"How could we know what you 'eard her say?" the valet responded, impatiently.

"Sure, amn't I tellin' ye?" the Irish girl returned. "She was talkin' to the bishop, and she says, says she. 'The judge is a better man than you, bishop,' she says, 'leastwise he makes more people happy,' she says. 'How so?' says the bishop, says he. 'This way,' she says; 'when you marry a couple you make two people happy,' she says, 'an' when the judge divorces a couple he makes four people happy,' she says. Miss Ethel and the old lady with the white hair, they said nothin', but the rest of them laughed."

What further fragments of the conversation at the dinner-table up-stairs Maggie had been able to gather during her brief visit to the butler's-pantry could not then be made known to the other domestics, for Tim came slouching into the sitting-room.

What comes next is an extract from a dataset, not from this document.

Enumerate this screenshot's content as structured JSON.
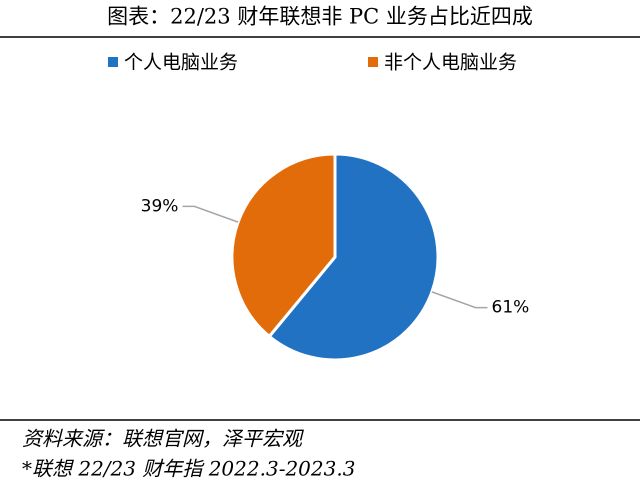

"Say, Maggie," he began, "didn't you hear that ring at the bell? That's your feller—I seen him. He's out at the gate now."

"Is it the letter-man you mean?" asked Maggie, adjusting her hair as she passed the looking-glass.

"Ah, go on," returned Tim, impatiently, "what t'ell are you givin' us? How many fellers do you want, say?"

After Maggie had chased Tim out of the room, the Swedish cook went to the dumb-waiter once more to send up the four smoking canvas-backs that lay luxuriously on their cushions of fried hominy.

The French maid and the English valet continued to chat, discussing chiefly the personal peculiarities of the members of the households in which they had served. His former masters Parsons was willing enough to find fault with, but Lord Stanyhurst he seemed to think it a point of honor to defend. Mrs. Van Allen the Frenchwoman had no high opinion of, nor of Mr. Kortright Van Allen; but of their daughter, Miss Ethel Van Allen, she could not say too much in praise.

"I told that wild Irish girl that the marriage was arranged," said Parsons, "and I'm sure I 'ope so with all my heart, for 'is lordship needs money badly—I don't mind tellin' you, mam'zelle, 'e 'asn't paid me my wages this six months, not that I'd demean myself by askin' for them. But is it really settled, after all?—that's what I'd like to know."

"I zink so," the Frenchwoman responded; "you see, mademoiselle is not happy here. Monsieur and madame are at drawn knives. Zey have not spoken since two years."